Une raffinerie née dans l’ombre d’une précédente

La Gasabo Gold Refinery a une histoire récente. Ses fours ont commencé à fonctionner en 2023, remplaçant Aldango, la première raffinerie d’or du Rwanda, ouverte en 2019 et fermée en 2021 pour des raisons obscures. Située dans un complexe ultramoderne à Kigali, Gasabo se vante de fonctionner 24 heures sur 24, transformant l’or brut en lingots étincelants pour des clients locaux et internationaux. Sous la direction de Bosco Kayobotsi, l’entreprise prône efficacité et éthique, des valeurs qui semblent cependant fragiles face aux accusations qui l’entourent.

Pour le Rwanda, ce projet est stratégique. Le pays, bien que petit, aspire à devenir un centre de raffinage en Afrique de l’Est. À Kinshasa, cela est perçu comme une exploitation opportuniste des richesses congolaises tout en maintenant une image respectable. Cependant, cette façade se fissure sous le poids des sanctions européennes.

L’or de la discorde : d’où vient-il ?

Bosco Kayobotsi affirme son innocence. Dans une interview accordée à KT Press en 2023, il a déclaré que Gasabo ne se procurait de l’or qu’auprès de compagnies africaines légalement enregistrées, loin des zones de conflit. « Pas une once ne vient de la RDC », a-t-il clamé. Bien que convaincante, cette version peine à convaincre, surtout à Kinshasa, où il est bien connu que les minerais traversent les frontières avec facilité.

Les enquêtes révèlent une autre réalité. Selon des rapports internationaux relayés par l’UE, une partie de cet or proviendrait des mines illégales du Nord-Kivu et de l’Ituri, des régions où le M23 et d’autres groupes armés imposent leur loi par la terreur. Cet or, extrait par des creuseurs exploités sous la menace des armes, serait ensuite acheminé au Rwanda, raffiné à Gasabo, avant d’être vendu comme un produit « propre ». À Goma, un commerçant local, qui préfère rester anonyme, déclare amèrement : « Ils prennent notre or, le lavent à Kigali, et nous laissent les cadavres. »

L’Union européenne tape du poing sur la table

Le 17 mars 2025, l’Union européenne a réagi en imposant des sanctions. Gasabo Gold Refinery et son directeur, Bosco Kayobotsi, sont désormais persona non grata à Bruxelles. Le motif : leur implication présumée dans le commerce d’or qui finance le M23, un groupe rebelle soutenu par le Rwanda. Selon le journal Globe and Mail, l’UE dispose de preuves que Gasabo traite de l’or extrait de sites contrôlés par les rebelles, contribuant à une guerre sans fin.

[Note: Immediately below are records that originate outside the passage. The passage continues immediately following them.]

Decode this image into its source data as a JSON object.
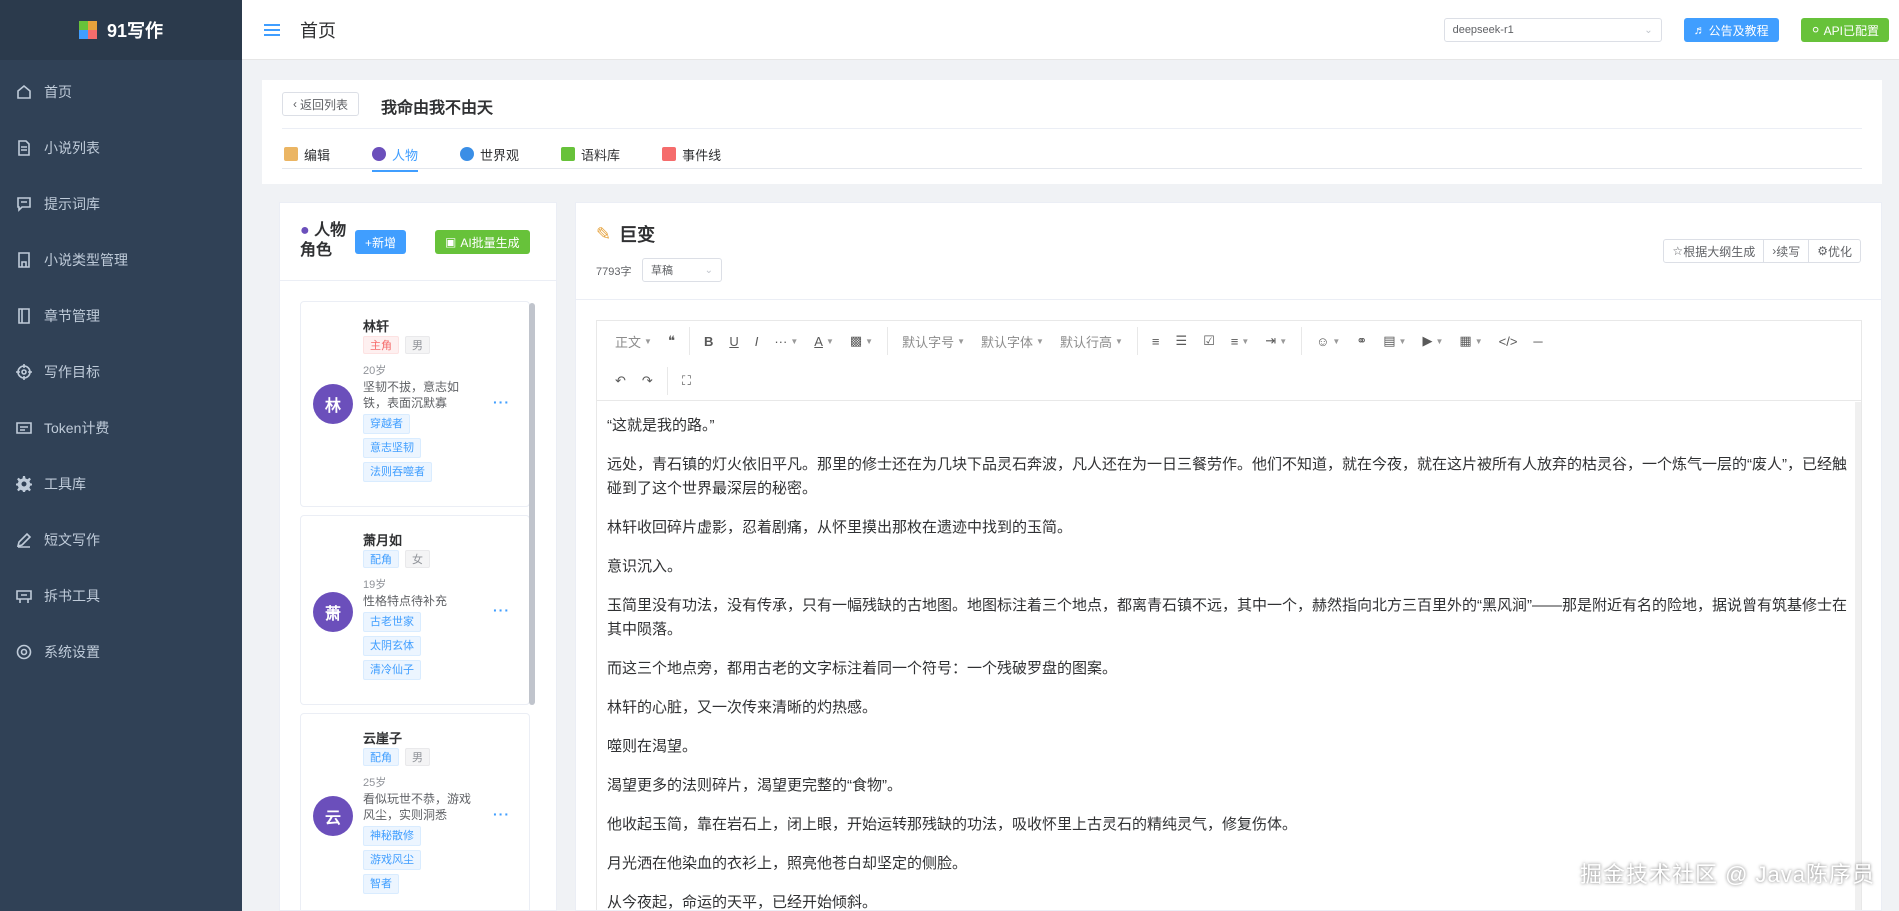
{
  "app": {
    "name": "91写作"
  },
  "sidebar": {
    "items": [
      {
        "label": "首页",
        "icon": "home-icon"
      },
      {
        "label": "小说列表",
        "icon": "document-icon"
      },
      {
        "label": "提示词库",
        "icon": "message-icon"
      },
      {
        "label": "小说类型管理",
        "icon": "folder-icon"
      },
      {
        "label": "章节管理",
        "icon": "book-icon"
      },
      {
        "label": "写作目标",
        "icon": "target-icon"
      },
      {
        "label": "Token计费",
        "icon": "wallet-icon"
      },
      {
        "label": "工具库",
        "icon": "gear-icon"
      },
      {
        "label": "短文写作",
        "icon": "pen-icon"
      },
      {
        "label": "拆书工具",
        "icon": "split-icon"
      },
      {
        "label": "系统设置",
        "icon": "settings-icon"
      }
    ]
  },
  "header": {
    "breadcrumb": "首页",
    "model": "deepseek-r1",
    "notice_button": "公告及教程",
    "api_button": "API已配置"
  },
  "novel": {
    "back_button": "返回列表",
    "title": "我命由我不由天",
    "tabs": [
      {
        "label": "编辑",
        "icon": "edit-icon",
        "color": "#e6a23c"
      },
      {
        "label": "人物",
        "icon": "people-icon",
        "color": "#6b4fbb"
      },
      {
        "label": "世界观",
        "icon": "globe-icon",
        "color": "#3a8ee6"
      },
      {
        "label": "语料库",
        "icon": "books-icon",
        "color": "#67c23a"
      },
      {
        "label": "事件线",
        "icon": "chart-icon",
        "color": "#f56c6c"
      }
    ],
    "active_tab": "人物"
  },
  "characters": {
    "title": "人物角色",
    "add_button": "+新增",
    "ai_button": "AI批量生成",
    "list": [
      {
        "avatar": "林",
        "name": "林轩",
        "role": "主角",
        "gender": "男",
        "age": "20岁",
        "desc": "坚韧不拔，意志如铁，表面沉默寡",
        "keywords": [
          "穿越者",
          "意志坚韧",
          "法则吞噬者"
        ]
      },
      {
        "avatar": "萧",
        "name": "萧月如",
        "role": "配角",
        "gender": "女",
        "age": "19岁",
        "desc": "性格特点待补充",
        "keywords": [
          "古老世家",
          "太阴玄体",
          "清冷仙子"
        ]
      },
      {
        "avatar": "云",
        "name": "云崖子",
        "role": "配角",
        "gender": "男",
        "age": "25岁",
        "desc": "看似玩世不恭，游戏风尘，实则洞悉",
        "keywords": [
          "神秘散修",
          "游戏风尘",
          "智者"
        ]
      }
    ],
    "more": "···"
  },
  "chapter": {
    "title": "巨变",
    "word_count": "7793字",
    "status": "草稿",
    "actions": [
      "根据大纲生成",
      "续写",
      "优化"
    ]
  },
  "toolbar": {
    "paragraph": "正文",
    "font_size": "默认字号",
    "font_family": "默认字体",
    "line_height": "默认行高"
  },
  "content": {
    "paragraphs": [
      "“这就是我的路。”",
      "远处，青石镇的灯火依旧平凡。那里的修士还在为几块下品灵石奔波，凡人还在为一日三餐劳作。他们不知道，就在今夜，就在这片被所有人放弃的枯灵谷，一个炼气一层的“废人”，已经触碰到了这个世界最深层的秘密。",
      "林轩收回碎片虚影，忍着剧痛，从怀里摸出那枚在遗迹中找到的玉简。",
      "意识沉入。",
      "玉简里没有功法，没有传承，只有一幅残缺的古地图。地图标注着三个地点，都离青石镇不远，其中一个，赫然指向北方三百里外的“黑风涧”——那是附近有名的险地，据说曾有筑基修士在其中陨落。",
      "而这三个地点旁，都用古老的文字标注着同一个符号：一个残破罗盘的图案。",
      "林轩的心脏，又一次传来清晰的灼热感。",
      "噬则在渴望。",
      "渴望更多的法则碎片，渴望更完整的“食物”。",
      "他收起玉简，靠在岩石上，闭上眼，开始运转那残缺的功法，吸收怀里上古灵石的精纯灵气，修复伤体。",
      "月光洒在他染血的衣衫上，照亮他苍白却坚定的侧脸。",
      "从今夜起，命运的天平，已经开始倾斜。"
    ]
  },
  "watermark": "掘金技术社区 @ Java陈序员"
}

Ces sanctions, qui incluent le gel des avoirs et des interdictions de voyage, représentent un coup dur pour la raffinerie. Cependant, à Kinshasa, elles sont perçues comme une victoire symbolique. « Enfin, quelqu’un agit contre ces pilleurs », déclare Marie, une militante des droits humains. Néanmoins, beaucoup doutent que cela suffise à arrêter le flot d’or sale. En agissant ainsi, l’UE envoie également un message au Rwanda : sa réputation de nation modèle vacille.

Une blessure ouverte dans l’Est congolais

À des centaines de kilomètres de Kigali, l’Est de la RDC souffre encore. Le Nord-Kivu, le Sud-Kivu et l’Ituri sont devenus des champs de ruines, où le M23 et d’autres milices sèment la mort. L’or en est le carburant. Facile à extraire et à vendre, il alimente les poches des chefs de guerre, qui utilisent cet argent pour acheter des armes et des loyautés. Un rapport récent de l’organisme américain « GAO » souligne que ce commerce échappe toujours aux régulations, malgré des efforts internationaux.

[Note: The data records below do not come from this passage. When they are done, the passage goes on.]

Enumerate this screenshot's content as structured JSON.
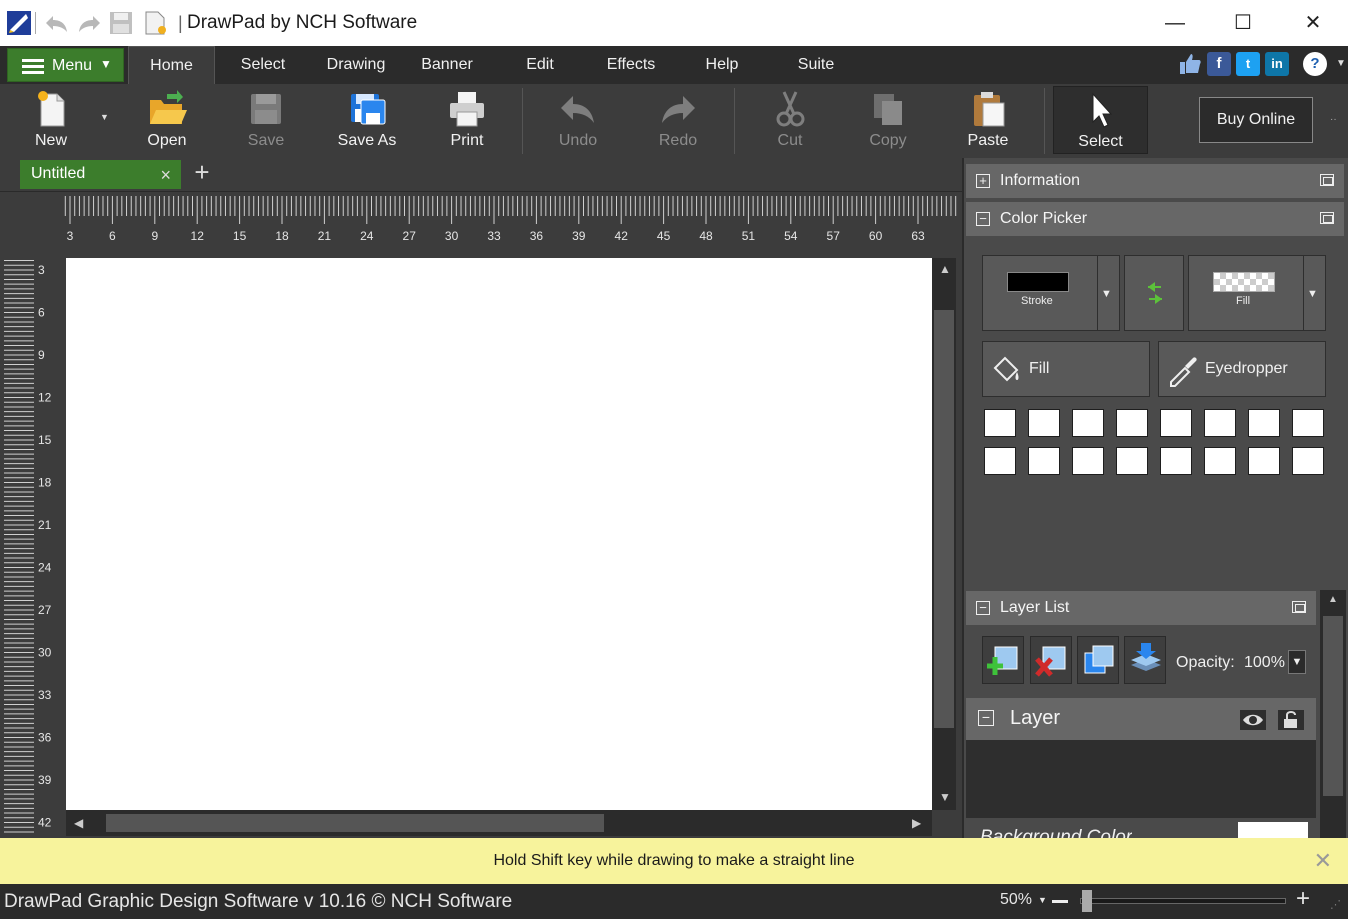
{
  "window": {
    "title": "DrawPad by NCH Software",
    "title_separator": "|",
    "controls": {
      "minimize": "—",
      "maximize": "☐",
      "close": "✕"
    }
  },
  "menu": {
    "menu_button": "Menu",
    "tabs": [
      {
        "label": "Home",
        "active": true
      },
      {
        "label": "Select"
      },
      {
        "label": "Drawing"
      },
      {
        "label": "Banner"
      },
      {
        "label": "Edit"
      },
      {
        "label": "Effects"
      },
      {
        "label": "Help"
      },
      {
        "label": "Suite"
      }
    ],
    "social": [
      "thumbs-up-icon",
      "facebook-icon",
      "twitter-icon",
      "linkedin-icon",
      "help-icon"
    ]
  },
  "toolbar": {
    "new": "New",
    "open": "Open",
    "save": "Save",
    "save_as": "Save As",
    "print": "Print",
    "undo": "Undo",
    "redo": "Redo",
    "cut": "Cut",
    "copy": "Copy",
    "paste": "Paste",
    "select": "Select",
    "buy_online": "Buy Online"
  },
  "document_tabs": {
    "tabs": [
      {
        "label": "Untitled",
        "close": "×"
      }
    ],
    "add": "+"
  },
  "rulers": {
    "horizontal": [
      "3",
      "6",
      "9",
      "12",
      "15",
      "18",
      "21",
      "24",
      "27",
      "30",
      "33",
      "36",
      "39",
      "42",
      "45",
      "48",
      "51",
      "54",
      "57",
      "60",
      "63"
    ],
    "vertical": [
      "3",
      "6",
      "9",
      "12",
      "15",
      "18",
      "21",
      "24",
      "27",
      "30",
      "33",
      "36",
      "39",
      "42"
    ]
  },
  "right_panel": {
    "information": "Information",
    "color_picker": "Color Picker",
    "stroke_label": "Stroke",
    "fill_swatch_label": "Fill",
    "stroke_color": "#000000",
    "fill_button": "Fill",
    "eyedropper_button": "Eyedropper",
    "layer_list": "Layer List",
    "opacity_label": "Opacity:",
    "opacity_value": "100%",
    "layer_name": "Layer",
    "background_color": "Background Color"
  },
  "hint": {
    "message": "Hold Shift key while drawing to make a straight line",
    "close": "✕"
  },
  "status": {
    "text": "DrawPad Graphic Design Software v 10.16 © NCH Software",
    "zoom": "50%"
  },
  "colors": {
    "accent_green": "#3c7d2c",
    "toolbar_bg": "#3c3c3c",
    "hint_bg": "#f7f39c"
  }
}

En raffinant cet or, Gasabo devient complice de cette tragédie. Chaque lingot sorti de ses fours pourrait financer des violences contre des villages congolais. À Kinshasa, la colère monte. « Pendant que Kigali prospère, nos enfants meurent », dénonce Papa Joseph, un père de famille déplacé du Nord-Kivu. Les chiffres sont alarmants : des millions de déplacés et des milliers de morts, alimentant un conflit interminable.

## Le Rwanda sur la défensive

À Kigali, le gouvernement rejette fermement les accusations, qualifiant les sanctions de « campagne malveillante ». Gasabo insiste sur la rigueur de ses pratiques, mais ces dénégations peinent à convaincre. Les sanctions pourraient avoir un impact significatif : le Rwanda exporte une part croissante de minerais raffinés, et un boycott international pourrait fragiliser cette source de revenus.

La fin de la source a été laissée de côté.